Communication

Communication or lack of is one of the leading causes for failed marriages, relationships and relationships between families, friends and co-workers. We are going to equip you with communication tools that will turn your children into great listeners and you and your spouse into effective communicators.

Listening Skills

Communication is one of the toughest skills to develop. For many adults we were to be seen on heard when we were growing up. For this generation of children, texting has replaced speaking as the number form of communication. I know, you are saying, “What does this have to do with Listening Skills”. I will tell you, a great deal.

Most marriages, relationships and work related divorces are in great cause due to lack of communication. The biggest reason why, lack of proper Listening Skills. In this lesson, we are going to teach you some great listening skills that will improve your overall communication with your family. Decrease the level of stress you feel, mainly in part because you feel like you have to keep repeating yourself.

The 5 Skills of Listening

It’s frustrating when our children don’t listen, isn’t it? When they don’t pay
attention to what you are saying at home, you wonder how much information they are missing at school.

In 20+ years of teaching Martial Arts we have developed a 5 step approach to teaching the skills of listening. You can easily teach these 5 steps to your child.

  • The Listening Posture. Teach your child that when it’s time to listen, they must sit or stand up straight. Shoulders back, lift the chest a little. Chin high. This alone can double listening retention!
  • Direct Eye Contact is Essential. Insist on it when you are speaking with your child. She will then be able to focus on the words being said. How many times have you spoken to your child only to see them fixated on a television program or video games. Get them to Focus their eyes on you and they will respond much better.
  • Repeat the Message Back to the Speaker When Possible. For example, a child might say, “So, mom you’d like for me to clean up my room and feed the cat before I play on the computer”. This lets the speaker know your child has understood.
  • Ask Questions? Coach your children to ask you respectful questions. This shows that they are paying attention and care about what the other person is saying. “Why do we have to rinse the dishes before we put them in the dishwasher, instead of, that’s stupid, that is what the dishwasher is for.
  • Look for More Information. Especially with older children, train to ask themselves, “How does the speaker feel about what they are saying.” Are they angry? Bored? Interested? Concerned? Learn to react calmly, not with emotion if the other person is already angry or sad.

Parents, even young children can be taught these steps. Begin by reading them to your kids, and then practicing each skill.
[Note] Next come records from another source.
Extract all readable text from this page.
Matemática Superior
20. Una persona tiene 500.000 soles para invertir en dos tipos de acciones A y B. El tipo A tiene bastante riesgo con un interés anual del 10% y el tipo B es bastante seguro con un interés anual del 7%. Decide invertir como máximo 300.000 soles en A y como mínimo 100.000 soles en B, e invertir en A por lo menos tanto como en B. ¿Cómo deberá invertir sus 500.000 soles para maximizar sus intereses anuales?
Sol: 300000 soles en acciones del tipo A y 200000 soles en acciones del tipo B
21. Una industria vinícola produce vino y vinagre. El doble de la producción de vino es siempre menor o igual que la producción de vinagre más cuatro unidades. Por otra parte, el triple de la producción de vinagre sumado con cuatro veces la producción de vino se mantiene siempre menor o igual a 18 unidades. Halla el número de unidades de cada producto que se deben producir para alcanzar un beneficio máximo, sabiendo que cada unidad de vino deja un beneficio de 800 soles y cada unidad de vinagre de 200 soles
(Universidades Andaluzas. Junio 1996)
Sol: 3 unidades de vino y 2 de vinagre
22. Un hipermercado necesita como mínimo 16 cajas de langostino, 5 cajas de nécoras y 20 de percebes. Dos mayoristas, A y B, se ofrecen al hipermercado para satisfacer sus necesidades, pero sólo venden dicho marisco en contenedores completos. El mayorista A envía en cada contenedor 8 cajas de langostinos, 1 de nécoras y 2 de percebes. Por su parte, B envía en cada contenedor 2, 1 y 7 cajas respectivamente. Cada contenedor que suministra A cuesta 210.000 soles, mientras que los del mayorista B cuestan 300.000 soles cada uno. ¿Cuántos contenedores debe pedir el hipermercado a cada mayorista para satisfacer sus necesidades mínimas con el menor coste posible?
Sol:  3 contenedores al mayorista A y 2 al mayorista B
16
When you observe your child losing focus, just the simple reminder, “Remember… listening skills!” will refocus them. And, of course, watch like a hawk for situations when your child does not listen effectively. Catch them doing it right and follow up with a huge dose of appreciation. “Honey, I am so proud of you for listening to what I was saying!”

Adult Listening Skills

As a man I can tell you that many times I am single minded, especially when I am watching sports or some history or car show. Much of that has to do with my work environment. I am spinning plates all day and when I get home, I just want to give my mind a rest. With all that being said, it would be a good idea that if you need to speak with your spouse. Find a time when you can turn the television off, get face to face with preferably no distraction. (I have 5 kids, I understand) This will improve how the two of you hear each other and hopefully will reduce the frustration either party feeling as though the other is not listening or dismissing their feelings.

In future lessons, we will give you some tips and tricks for improving communication skills in all areas of your life.